BENGALURU: Ultimate Frisbee! You throw a disc and your friend catches it, Right? That can’t be a sport. I used to play that with my dog and my friends in my childhood days,” says Bhaswati Guha Majumder, a college student in Bengaluru, when asked if she knew about Ultimate Frisbee.
She is not the only person in the city to be ignorant of a sport that is recognised by the International Olympic Committee (IOC). Frisbee is generally seen as a pastime, not a sport. But is it that easy to play?
7-km Run Per Tourney
Sneha Patil, a member of the India Ultimate Frisbee team and the Secretary of the Ultimate Players Association of India (UPAI), dismisses the idea. She says, “When we started, it seemed easy. But each player runs at least 7-8 km in a game and one plays three such games a day in a tournament, so players’ fitness levels need to be at its peak.”

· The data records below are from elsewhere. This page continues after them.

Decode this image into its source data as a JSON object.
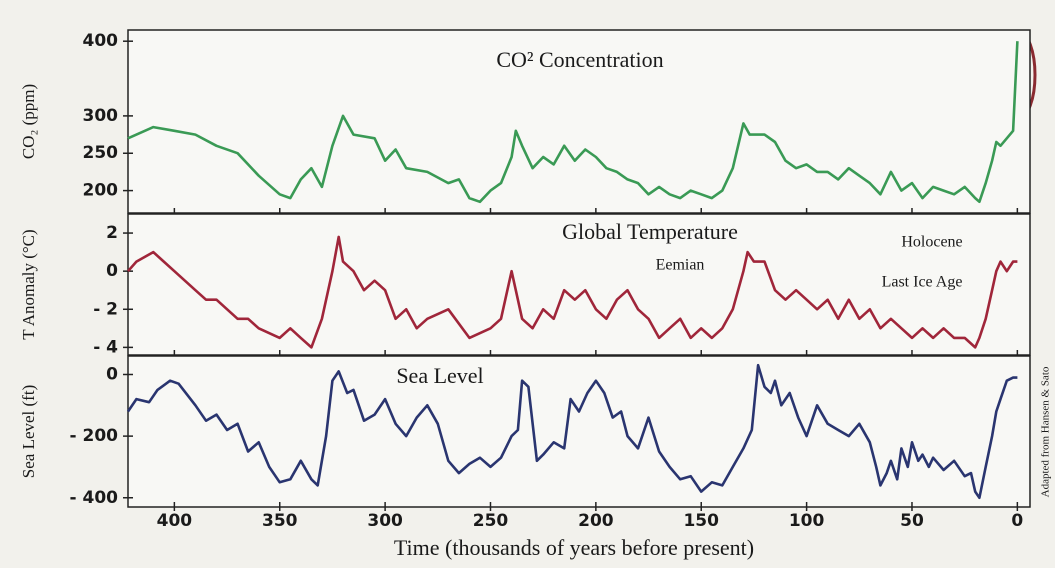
{
  "chart_data": [
    {
      "type": "line",
      "title": "CO² Concentration",
      "y_label": "CO₂ (ppm)",
      "color": "#3a9a55",
      "xlim": [
        422,
        -6
      ],
      "ylim": [
        170,
        415
      ],
      "yticks": [
        200,
        250,
        300,
        400
      ],
      "x": [
        422,
        410,
        400,
        390,
        380,
        370,
        360,
        350,
        345,
        340,
        335,
        330,
        325,
        320,
        315,
        305,
        300,
        295,
        290,
        280,
        270,
        265,
        260,
        255,
        250,
        245,
        240,
        238,
        235,
        230,
        225,
        220,
        215,
        210,
        205,
        200,
        195,
        190,
        185,
        180,
        175,
        170,
        165,
        160,
        155,
        150,
        145,
        140,
        135,
        130,
        127,
        120,
        115,
        110,
        105,
        100,
        95,
        90,
        85,
        80,
        75,
        70,
        65,
        60,
        55,
        50,
        45,
        40,
        35,
        30,
        25,
        20,
        18,
        15,
        12,
        10,
        8,
        5,
        2,
        0
      ],
      "values": [
        270,
        285,
        280,
        275,
        260,
        250,
        220,
        195,
        190,
        215,
        230,
        205,
        260,
        300,
        275,
        270,
        240,
        255,
        230,
        225,
        210,
        215,
        190,
        185,
        200,
        210,
        245,
        280,
        260,
        230,
        245,
        235,
        260,
        240,
        255,
        245,
        230,
        225,
        215,
        210,
        195,
        205,
        195,
        190,
        200,
        195,
        190,
        200,
        230,
        290,
        275,
        275,
        265,
        240,
        230,
        235,
        225,
        225,
        215,
        230,
        220,
        210,
        195,
        225,
        200,
        210,
        190,
        205,
        200,
        195,
        205,
        190,
        185,
        210,
        240,
        265,
        260,
        270,
        280,
        400
      ]
    },
    {
      "type": "line",
      "title": "Global Temperature",
      "y_label": "T Anomaly (°C)",
      "color": "#a0263a",
      "xlim": [
        422,
        -6
      ],
      "ylim": [
        -4.4,
        3
      ],
      "yticks": [
        2,
        0,
        {
          "value": -2,
          "label": "- 2"
        },
        {
          "value": -4,
          "label": "- 4"
        }
      ],
      "annotations": [
        "Eemian",
        "Last Ice Age",
        "Holocene"
      ],
      "x": [
        422,
        418,
        410,
        405,
        400,
        395,
        390,
        385,
        380,
        375,
        370,
        365,
        360,
        350,
        345,
        340,
        335,
        330,
        325,
        322,
        320,
        315,
        310,
        305,
        300,
        295,
        290,
        285,
        280,
        270,
        260,
        250,
        245,
        240,
        238,
        235,
        230,
        225,
        220,
        215,
        210,
        205,
        200,
        195,
        190,
        185,
        180,
        175,
        170,
        165,
        160,
        155,
        150,
        145,
        140,
        135,
        130,
        128,
        125,
        120,
        115,
        110,
        105,
        100,
        95,
        90,
        85,
        80,
        75,
        70,
        65,
        60,
        55,
        50,
        45,
        40,
        35,
        30,
        25,
        20,
        18,
        15,
        12,
        10,
        8,
        5,
        2,
        0
      ],
      "values": [
        0,
        0.5,
        1,
        0.5,
        0,
        -0.5,
        -1,
        -1.5,
        -1.5,
        -2,
        -2.5,
        -2.5,
        -3,
        -3.5,
        -3,
        -3.5,
        -4,
        -2.5,
        0,
        1.8,
        0.5,
        0,
        -1,
        -0.5,
        -1,
        -2.5,
        -2,
        -3,
        -2.5,
        -2,
        -3.5,
        -3,
        -2.5,
        0,
        -1,
        -2.5,
        -3,
        -2,
        -2.5,
        -1,
        -1.5,
        -1,
        -2,
        -2.5,
        -1.5,
        -1,
        -2,
        -2.5,
        -3.5,
        -3,
        -2.5,
        -3.5,
        -3,
        -3.5,
        -3,
        -2,
        0,
        1,
        0.5,
        0.5,
        -1,
        -1.5,
        -1,
        -1.5,
        -2,
        -1.5,
        -2.5,
        -1.5,
        -2.5,
        -2,
        -3,
        -2.5,
        -3,
        -3.5,
        -3,
        -3.5,
        -3,
        -3.5,
        -3.5,
        -4,
        -3.5,
        -2.5,
        -1,
        0,
        0.5,
        0,
        0.5,
        0.5
      ]
    },
    {
      "type": "line",
      "title": "Sea Level",
      "y_label": "Sea Level (ft)",
      "color": "#2a3570",
      "xlim": [
        422,
        -6
      ],
      "ylim": [
        -430,
        60
      ],
      "yticks": [
        0,
        {
          "value": -200,
          "label": "- 200"
        },
        {
          "value": -400,
          "label": "- 400"
        }
      ],
      "x_label": "Time (thousands of years before present)",
      "xticks": [
        400,
        350,
        300,
        250,
        200,
        150,
        100,
        50,
        0
      ],
      "x": [
        422,
        418,
        412,
        408,
        402,
        398,
        390,
        385,
        380,
        375,
        370,
        365,
        360,
        355,
        350,
        345,
        340,
        335,
        332,
        328,
        325,
        322,
        318,
        315,
        310,
        305,
        300,
        295,
        290,
        285,
        280,
        275,
        270,
        265,
        260,
        255,
        250,
        245,
        240,
        237,
        235,
        232,
        228,
        225,
        220,
        215,
        212,
        208,
        204,
        200,
        196,
        192,
        188,
        185,
        180,
        175,
        170,
        165,
        160,
        155,
        150,
        145,
        140,
        135,
        130,
        126,
        123,
        120,
        117,
        115,
        112,
        108,
        104,
        100,
        95,
        90,
        85,
        80,
        75,
        70,
        67,
        65,
        62,
        60,
        57,
        55,
        52,
        50,
        47,
        45,
        42,
        40,
        35,
        30,
        25,
        22,
        20,
        18,
        15,
        12,
        10,
        8,
        5,
        2,
        0
      ],
      "values": [
        -120,
        -80,
        -90,
        -50,
        -20,
        -30,
        -100,
        -150,
        -130,
        -180,
        -160,
        -250,
        -220,
        -300,
        -350,
        -340,
        -280,
        -340,
        -360,
        -200,
        -20,
        10,
        -60,
        -50,
        -150,
        -130,
        -80,
        -160,
        -200,
        -140,
        -100,
        -160,
        -280,
        -320,
        -290,
        -270,
        -300,
        -270,
        -200,
        -180,
        -20,
        -40,
        -280,
        -260,
        -220,
        -240,
        -80,
        -120,
        -60,
        -20,
        -60,
        -140,
        -120,
        -200,
        -240,
        -140,
        -250,
        -300,
        -340,
        -330,
        -380,
        -350,
        -360,
        -300,
        -240,
        -180,
        30,
        -40,
        -60,
        -20,
        -100,
        -60,
        -140,
        -200,
        -100,
        -160,
        -180,
        -200,
        -160,
        -220,
        -300,
        -360,
        -320,
        -280,
        -340,
        -240,
        -300,
        -220,
        -280,
        -260,
        -300,
        -270,
        -310,
        -280,
        -330,
        -320,
        -380,
        -400,
        -300,
        -200,
        -120,
        -80,
        -20,
        -10,
        -10
      ]
    }
  ],
  "source": "Adapted from Hansen & Sato"
}
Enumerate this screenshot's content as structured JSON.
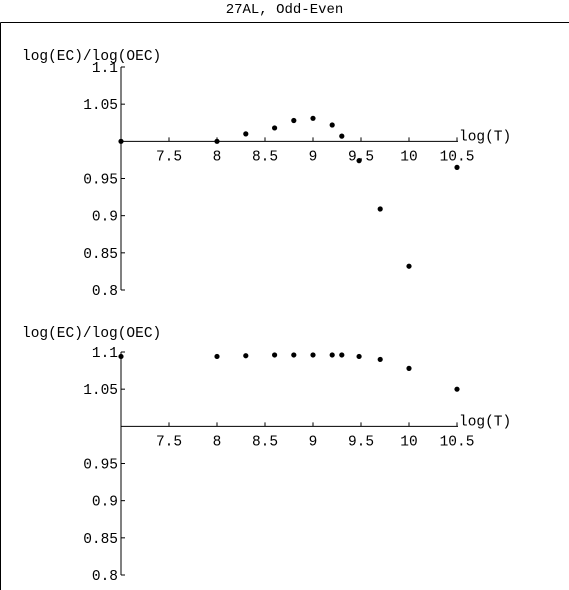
{
  "title": "27AL, Odd-Even",
  "colors": {
    "ink": "#000000",
    "background": "#ffffff"
  },
  "chart_data": [
    {
      "type": "scatter",
      "title": "",
      "xlabel": "log(T)",
      "ylabel": "log(EC)/log(OEC)",
      "xlim": [
        7.0,
        10.5
      ],
      "ylim": [
        0.8,
        1.1
      ],
      "axis_cross_y": 1.0,
      "x_ticks": [
        7.5,
        8,
        8.5,
        9,
        9.5,
        10,
        10.5
      ],
      "x_tick_labels": [
        "7.5",
        "8",
        "8.5",
        "9",
        "9.5",
        "10",
        "10.5"
      ],
      "y_ticks": [
        1.1,
        1.05,
        0.95,
        0.9,
        0.85,
        0.8
      ],
      "y_tick_labels": [
        "1.1",
        "1.05",
        "0.95",
        "0.9",
        "0.85",
        "0.8"
      ],
      "grid": false,
      "points": [
        {
          "x": 7.0,
          "y": 1.0
        },
        {
          "x": 8.0,
          "y": 1.0
        },
        {
          "x": 8.3,
          "y": 1.01
        },
        {
          "x": 8.6,
          "y": 1.018
        },
        {
          "x": 8.8,
          "y": 1.028
        },
        {
          "x": 9.0,
          "y": 1.031
        },
        {
          "x": 9.2,
          "y": 1.022
        },
        {
          "x": 9.3,
          "y": 1.007
        },
        {
          "x": 9.48,
          "y": 0.974
        },
        {
          "x": 9.7,
          "y": 0.909
        },
        {
          "x": 10.0,
          "y": 0.832
        },
        {
          "x": 10.5,
          "y": 0.965
        }
      ]
    },
    {
      "type": "scatter",
      "title": "",
      "xlabel": "log(T)",
      "ylabel": "log(EC)/log(OEC)",
      "xlim": [
        7.0,
        10.5
      ],
      "ylim": [
        0.8,
        1.1
      ],
      "axis_cross_y": 1.0,
      "x_ticks": [
        7.5,
        8,
        8.5,
        9,
        9.5,
        10,
        10.5
      ],
      "x_tick_labels": [
        "7.5",
        "8",
        "8.5",
        "9",
        "9.5",
        "10",
        "10.5"
      ],
      "y_ticks": [
        1.1,
        1.05,
        0.95,
        0.9,
        0.85,
        0.8
      ],
      "y_tick_labels": [
        "1.1",
        "1.05",
        "0.95",
        "0.9",
        "0.85",
        "0.8"
      ],
      "grid": false,
      "points": [
        {
          "x": 7.0,
          "y": 1.094
        },
        {
          "x": 8.0,
          "y": 1.094
        },
        {
          "x": 8.3,
          "y": 1.095
        },
        {
          "x": 8.6,
          "y": 1.096
        },
        {
          "x": 8.8,
          "y": 1.096
        },
        {
          "x": 9.0,
          "y": 1.096
        },
        {
          "x": 9.2,
          "y": 1.096
        },
        {
          "x": 9.3,
          "y": 1.096
        },
        {
          "x": 9.48,
          "y": 1.094
        },
        {
          "x": 9.7,
          "y": 1.09
        },
        {
          "x": 10.0,
          "y": 1.078
        },
        {
          "x": 10.5,
          "y": 1.05
        }
      ]
    }
  ]
}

Sneha commenced her journey with Ultimate in 2011 with city club Disc-O-Deewane to be a part of a fun group. Soon she became an active member of the club. Back then, Ultimate was concentrated in certain metro cities like Bengaluru, Chennai, Delhi and Mumbai. There were hardly 60-70 players in Bengaluru. Now, the sport has grown exponentially just by word-of-mouth to other cities such as Surat, Patna, and Mysuru.
“When I started, there were just three clubs and now there are 11 and at least 200 women from Bengaluru play the sport at National level. In the last trial for a team that would travel to France in June, there were close to a 1,000 who tried out. So, it has become competitive now. Many of the players quit their jobs and became professionals,” she says.
Sneha and her team members don’t have a coach. “We learnt the sport watching YouTube videos,” she says. “We don’t have coaches here. Players who go to coaching camps learn and teach other players locally.”
However, in terms of promotion of the sport, it has been an uphill journey. “Convincing people to take the sport seriously has been a really tough job. People know about other sports but they don’t know about Ultimate, so each player is left to teach their peers about its advantages.
“We don’t have funds to promote it. Whatever sponsorship we get goes towards organising tournaments. Sometimes, we don’t even get them and we have had to cancel tournaments. We collect fees from all the players to organise tournaments and for paying international federation fees,” says Sneha.
Karnataka Ultimate Players Association (KUPA) and the UPAI also face the daunting task of arranging grounds for practice and tournaments because the sport needs a grass surface and such fields are mostly booked for cricket and football. But the players are turning the tide.
“We book grounds of schools and colleges,” says Sneha. “In exchange we urge them to send their students for practice and we coach them. So far we’ve managed to promote the sport through IISc, Jain College, Christ College and few others, who now take part in National level tournaments.”
Amidst several challenges, Sneha targets schools and colleges as platforms to promote the sport once the State association is fully functional. Also, she aims to up the level of their game to attract sponsorship and government recognition as well.